The fight between Iran-Israel for 10 days has been afraid of falling the market. The fear of the market has increased further due to the direct jumping of America in this fight on 22 June. Moneycontrol interacted with Milind Muchhal, executive director of Julius Bare India to understand the situation and help the investors. He said that as far as Iran-Israel is concerned, we have to see what kind of form this fight is taking. Second, how long this fight continues and what effect does it affect on the supply chain. Especially what is the status of Straight of Hormuz.
A big opportunity to increase the decline investment in market
Muchhal said that geopolitical tension (Iran-Israel War) Due to the short term correction may come. However, this will be a big opportunity for investors to increase investment in shares. He said that the world has been facing geopolitical tension for the last three years. First, the battle of Russia and Ukraine began which is still going on. After that there was a conflict between Israel-Hamas. Now Iran and Israel are fighting. The biggest impact of this fight (Iran-Israel) is that the crude oil has become 20 percent expensive. Earlier in the last one year, it was showing a decline.
Crude supply will not cause major interruption
He said that the fight between Iran-Israel may increase. However, the reserve of creed oil is quite large, which will not bring a major obstacle in its supply. Second, due to lack of demand, oil prices are expected to soften. Therefore, expensive crude will not have much effect on inflation. Here, the situation in India seems quite excited. Inflation is under control, which has a big hand to soft in food prices. Because of this, our perspective about shares is positive. I believe that every decline of the market will give investors a chance to increase investment in shares.
Consolidation shown in the market due to shares being expensive
Will the market move towards a new height only after increasing the earnings? In response to this, Muchhal said that the market is a slave of Arnings in the long term. However, it affects the Central and Technical Factors in the short term. In the last one year, most of the consolidation has been shown in the market. There has also been a lot of ups and downs in the middle. The big reason for this is that the prices of shares had surpassed the fundamentals.

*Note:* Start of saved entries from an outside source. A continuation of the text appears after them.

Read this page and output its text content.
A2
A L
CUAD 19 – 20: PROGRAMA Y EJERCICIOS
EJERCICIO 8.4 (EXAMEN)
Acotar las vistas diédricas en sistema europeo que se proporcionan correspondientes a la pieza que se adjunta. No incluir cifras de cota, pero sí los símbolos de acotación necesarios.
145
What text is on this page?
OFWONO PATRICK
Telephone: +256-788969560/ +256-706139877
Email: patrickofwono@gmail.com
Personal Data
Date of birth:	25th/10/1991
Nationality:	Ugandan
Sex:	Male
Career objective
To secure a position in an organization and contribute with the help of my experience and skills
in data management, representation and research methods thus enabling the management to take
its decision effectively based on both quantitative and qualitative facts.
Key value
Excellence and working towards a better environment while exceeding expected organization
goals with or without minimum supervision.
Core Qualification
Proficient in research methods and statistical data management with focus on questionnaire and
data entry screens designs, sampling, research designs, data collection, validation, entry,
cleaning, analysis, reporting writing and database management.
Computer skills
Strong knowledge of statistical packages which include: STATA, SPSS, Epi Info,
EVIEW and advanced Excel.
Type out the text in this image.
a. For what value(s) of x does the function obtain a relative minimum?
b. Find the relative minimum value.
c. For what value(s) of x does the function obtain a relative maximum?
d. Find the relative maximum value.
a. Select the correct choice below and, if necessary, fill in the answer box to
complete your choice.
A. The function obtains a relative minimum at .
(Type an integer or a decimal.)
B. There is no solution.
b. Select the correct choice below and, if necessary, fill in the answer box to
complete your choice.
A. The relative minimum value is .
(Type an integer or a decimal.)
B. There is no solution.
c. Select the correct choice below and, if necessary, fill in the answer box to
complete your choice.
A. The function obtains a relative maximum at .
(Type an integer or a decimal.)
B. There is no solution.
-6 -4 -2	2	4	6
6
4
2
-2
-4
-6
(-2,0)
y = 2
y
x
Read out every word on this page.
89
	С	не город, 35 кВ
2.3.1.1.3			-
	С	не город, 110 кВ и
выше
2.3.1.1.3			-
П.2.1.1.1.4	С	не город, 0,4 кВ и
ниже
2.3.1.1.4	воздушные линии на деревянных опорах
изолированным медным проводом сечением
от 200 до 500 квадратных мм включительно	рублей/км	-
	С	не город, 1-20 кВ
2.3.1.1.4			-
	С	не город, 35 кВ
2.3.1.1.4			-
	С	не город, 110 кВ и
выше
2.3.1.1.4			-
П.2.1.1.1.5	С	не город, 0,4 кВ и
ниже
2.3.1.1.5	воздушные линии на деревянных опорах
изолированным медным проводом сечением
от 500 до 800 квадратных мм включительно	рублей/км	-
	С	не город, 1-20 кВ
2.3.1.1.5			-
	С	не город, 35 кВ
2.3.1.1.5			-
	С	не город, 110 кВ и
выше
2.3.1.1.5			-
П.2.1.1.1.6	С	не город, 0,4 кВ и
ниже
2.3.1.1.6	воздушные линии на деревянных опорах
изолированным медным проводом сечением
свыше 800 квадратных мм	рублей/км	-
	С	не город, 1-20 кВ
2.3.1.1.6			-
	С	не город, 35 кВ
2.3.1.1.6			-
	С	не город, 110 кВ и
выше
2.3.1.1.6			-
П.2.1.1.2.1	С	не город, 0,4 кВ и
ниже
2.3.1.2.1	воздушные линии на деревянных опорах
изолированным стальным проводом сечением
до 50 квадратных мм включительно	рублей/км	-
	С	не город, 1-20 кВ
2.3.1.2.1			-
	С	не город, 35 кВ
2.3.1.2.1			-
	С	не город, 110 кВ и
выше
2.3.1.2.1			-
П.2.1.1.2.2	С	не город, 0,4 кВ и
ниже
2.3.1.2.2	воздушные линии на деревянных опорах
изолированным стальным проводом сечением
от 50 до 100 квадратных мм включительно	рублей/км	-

Earnings growth expected to grow in quarters
Earnings growth was seen to be sluggish due to many reasons. These include a decrease in the government’s revered expenses, weakness in consumption, strict monetary conditions. However, many of these things have become positive in the last 2 months. The RBI has given the market a gift of large decrease in interest rates. Monsoon rains are expected to be good. This will increase the consumption. This will increase the earnings in the coming quarters. However, the Earnings growth in FY26 is expected to be in a single digit.